Another Russian, 17-year-old Alexey Zakharov, was all smiles after winning his second-round singles and doubles matches.
In the singles, the 12th-seed ousted Nick Hardt of the Dominican Republic, 6-3 6-4.
Zakharov played confident tennis, posting 33 winners to just 10 for for Hardt, and winning 27 of his 33 net forrays, six of them serve-volleying.
Last year, he played all the junior Grand Slam tournaments for the first time, with his best showing here at the Australian Open, reaching the quarter-finals in both singles and doubles.
“I have to defend my points and I feel the pressure, but these courts I like to play on,” he said.
Zakharov started playing tennis at age six, because his two older sisters played, and nowadays spends less time in Moscow in order to improve his game.

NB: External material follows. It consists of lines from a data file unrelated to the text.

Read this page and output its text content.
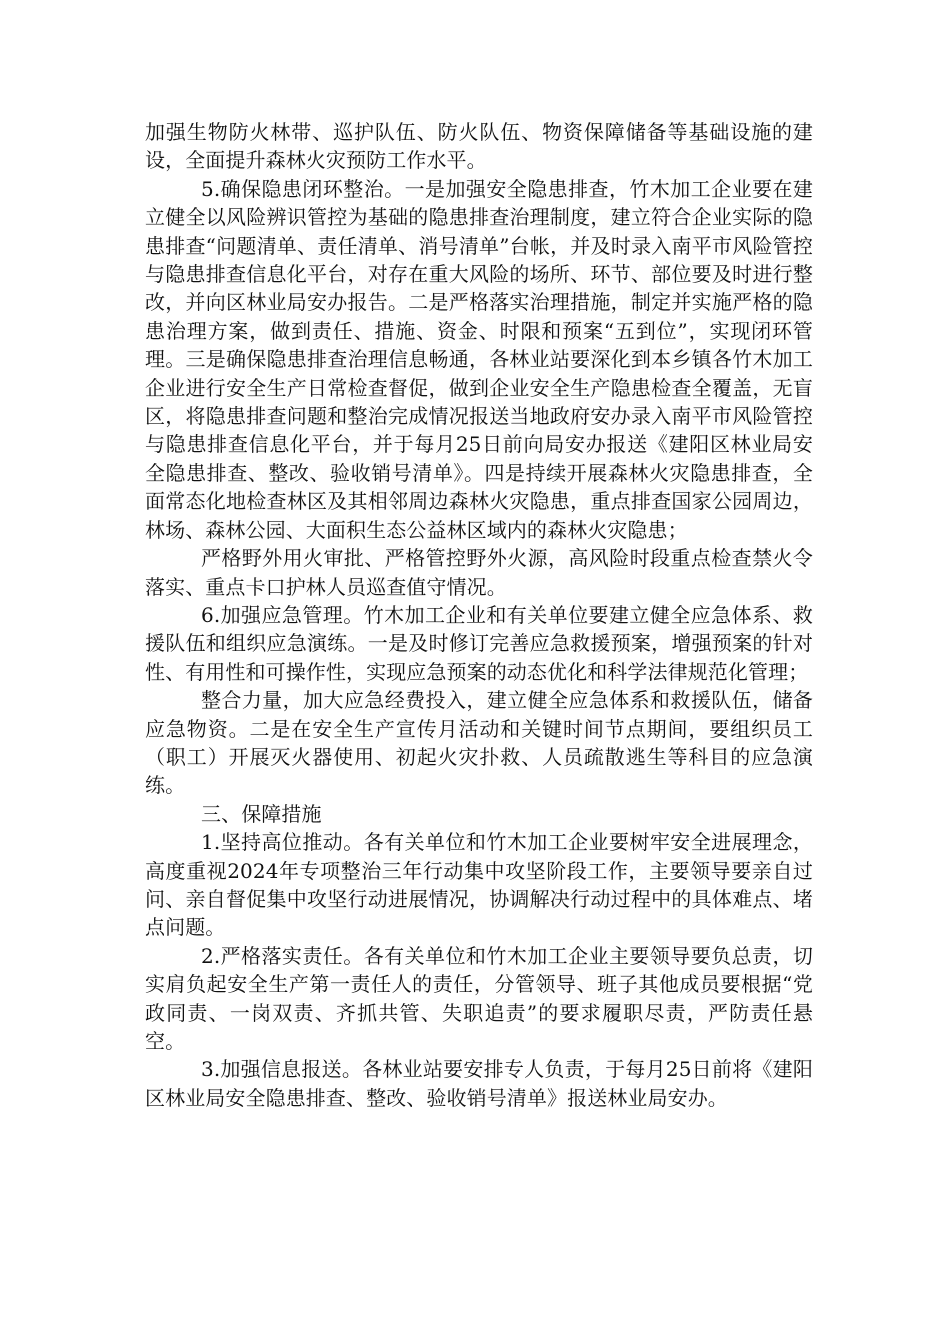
加强生物防火林带、巡护队伍、防火队伍、物资保障储备等基础设施的建设，全面提升森林火灾预防工作水平。

5.确保隐患闭环整治。一是加强安全隐患排查，竹木加工企业要在建立健全以风险辨识管控为基础的隐患排查治理制度，建立符合企业实际的隐患排查“问题清单、责任清单、消号清单”台帐，并及时录入南平市风险管控与隐患排查信息化平台，对存在重大风险的场所、环节、部位要及时进行整改，并向区林业局安办报告。二是严格落实治理措施，制定并实施严格的隐患治理方案，做到责任、措施、资金、时限和预案“五到位”，实现闭环管理。三是确保隐患排查治理信息畅通，各林业站要深化到本乡镇各竹木加工企业进行安全生产日常检查督促，做到企业安全生产隐患检查全覆盖，无盲区，将隐患排查问题和整治完成情况报送当地政府安办录入南平市风险管控与隐患排查信息化平台，并于每月25日前向局安办报送《建阳区林业局安全隐患排查、整改、验收销号清单》。四是持续开展森林火灾隐患排查，全面常态化地检查林区及其相邻周边森林火灾隐患，重点排查国家公园周边，林场、森林公园、大面积生态公益林区域内的森林火灾隐患；

严格野外用火审批、严格管控野外火源，高风险时段重点检查禁火令落实、重点卡口护林人员巡查值守情况。

6.加强应急管理。竹木加工企业和有关单位要建立健全应急体系、救援队伍和组织应急演练。一是及时修订完善应急救援预案，增强预案的针对性、有用性和可操作性，实现应急预案的动态优化和科学法律规范化管理；

整合力量，加大应急经费投入，建立健全应急体系和救援队伍，储备应急物资。二是在安全生产宣传月活动和关键时间节点期间，要组织员工（职工）开展灭火器使用、初起火灾扑救、人员疏散逃生等科目的应急演练。

三、保障措施

1.坚持高位推动。各有关单位和竹木加工企业要树牢安全进展理念，高度重视2024年专项整治三年行动集中攻坚阶段工作，主要领导要亲自过问、亲自督促集中攻坚行动进展情况，协调解决行动过程中的具体难点、堵点问题。

2.严格落实责任。各有关单位和竹木加工企业主要领导要负总责，切实肩负起安全生产第一责任人的责任，分管领导、班子其他成员要根据“党政同责、一岗双责、齐抓共管、失职追责”的要求履职尽责，严防责任悬空。

3.加强信息报送。各林业站要安排专人负责，于每月25日前将《建阳区林业局安全隐患排查、整改、验收销号清单》报送林业局安办。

This season he is training at the Mouratoglou Tennis Academy on a more full-time basis after finishing his high school education and is now pursuing a university degree in Moscow for physical education, taking his homework on the road.
His father, a retired businessman, is a constant companion on the road, while mother mostly stays at home.
“My dad is always traveling with me so I see him every day,” he said. “No, no, he’s not a second coach.
“He just loves to travel. Mom she can’t fly because she’s afraid on the plane, so she’s never really going to tournaments with me. But if it’s Roland Garros or Wimbledon, she can take a train from Moscow – Moscow to Paris, and Paris to London.”
Zakharov takes on France’s Hugo Gaston next, a straight sets winner over Jaycer Lyeons from the United States, 6-3 7-6(4).
Sebastian Korda, another American seeded 7th, came through comfortably against Adrian Andreev from Bulgaria, 6-2 6-1, and will meet the South African qualifier, Phillip Henning, who beat Brazil’s Thiago Seyboth Wild, 7-5 6-4 6-4.
The top two seeds in the girls’ singles progressed to the third round with contrasting results on Tuesday.
Chinese top seed Xinyu Wang was pushed to the limit by American Peyton Stearns but overcame the challenge with a 6-3 5-7 6-4 victory, while No 2 seed En Liang was largely untroubled in her 6-2 6-1 win over Anri Nagata.
American No 12 seed Elysia Bolton, who defeated Japan’s Himari Sato, 6-4 6-1, in just under an hour, advanced to her second consecutive Grand Slam third round.
After a quarter-final showing at the US Open, in which she defeated the highly talented Marta Kostyuk, the 17-year-old has set her sights on a much bigger result here.
“It [US Open performance] gave me a lot of confidence and I set a goal for myself at the start of the year to win the Aussie Open,” Bolton said. “It gave me a lot of confidence that I could do it now.
“It was so fun watching her [Kostyuk] do so well because it was like, ‘I can do that’.”
Despite playing under the United States banner, there is an Australian flavour to Bolton, who was born in Sydney and lived in the country until just prior to her second birthday.
Bolton hopes to gain a higher pro ranking in 2018 before she heads to the University of Los Angeles California [UCLA] later in the year.
“I want to go to college with a ranking of around 400. That would be the minimum,” she said.
The American will next play Clara Burel after the Frenchwoman upset No 6 seed Joanna Garland, 6-3 6-1.
On the local front, 16-year-old Australian Amber Marshall claimed a 6-2 6-4 win over Russian Alina Charaeva in 52 minutes to book her spot in the third round of a major in her first ever main draw.